Hugo Chavez implemented many socialist programs using the riches from oil revenue. Venezuela has more oil reserves than nearly any other country on earth. Chavez described himself as a Marxist and was friends with the Castros in Cuba, Dan Ortega in Nicaragua and socialist Rafael Correa in Ecuador. During the mid 2000’s with record oil revenue, Chavez expanded social programs, nationalized key industries and expanded social offerings for the poor including medicalcare, education and housing. As the price of oil dropped these programs proved unsustainable and increased crime and poverty ensued. Chavez had endorsed Maduro to be president shortly before his death from cancer. Maduro kept the socialist platform to gain support since law required an election within 30 days of the death of Chavez. His authoritarian rule was criticized locally and internationally and protests grew due to lack of food, medicine and basic services. Maduro’s nephews were caught smuggling cocaine into Miami in November 2015 and convicted in 2017. The investigation found evidence that Maduro was backing and benefiting from the effort and evidence of money laundering to help pay for his reelection was confirmed. Under Maduro’s economic policies Venezuela has seen economic chaos ensue. Inflation topped 1,000,000%, one of the worst cases of hyperinflation in history.
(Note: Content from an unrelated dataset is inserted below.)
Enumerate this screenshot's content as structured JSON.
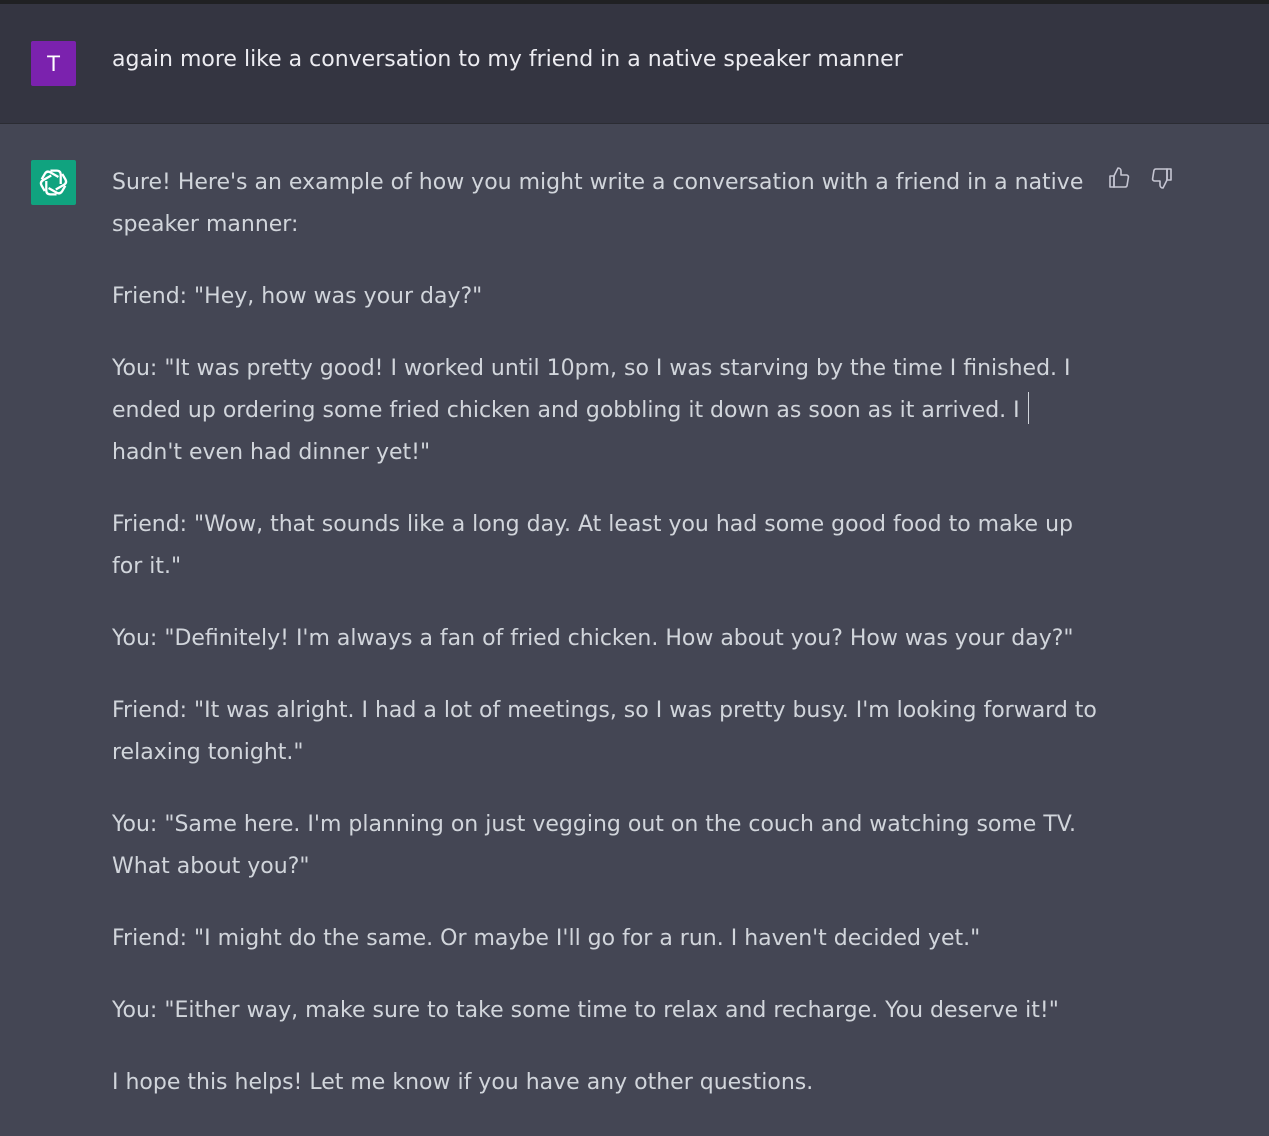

Nearly 2 million Venezuelans have fled the country this year bringing the total of 3.6 million since 2016. Under the The Cartagena Declaration on Refugees in 1984, these people are legal refugees. In September 2018, thirteen regional countries met to discuss the situation and Peru, Costa Rica, Ecuador, Chile, Argentina, Colombia, Paraguay and Uruguay signed a regional “Plan of Action.” Mexico, Brazil, Dominican Republic and Guatemala expressed support but did not sign. Under the declaration, participating countries will allow the controlled entry of Venezuelan migrants. The US has seen an increase in 88% of Venezuelans seeking migration to the US.
Costa Rica has decided to grant a limited number of slots to asylum seekers from Venezuela. A few neighboring countries have also agreed to take these refugees. In a time when we are seeing an increase in leftist leaning in the central region of the hemisphere, helping with the Venezuelan crisis is something the Costa Rican government has determined is in the best interest of the region. Until President Maduro is out of office, the situation in Venezuela is not likely to improve. Even if he allowed key international oil companies in to help with joint venture oil processing, it has been estimated that it will take 10 years to get back to the production capacity before Chavez and Maduro decided to interfere with oil production in Venezuela.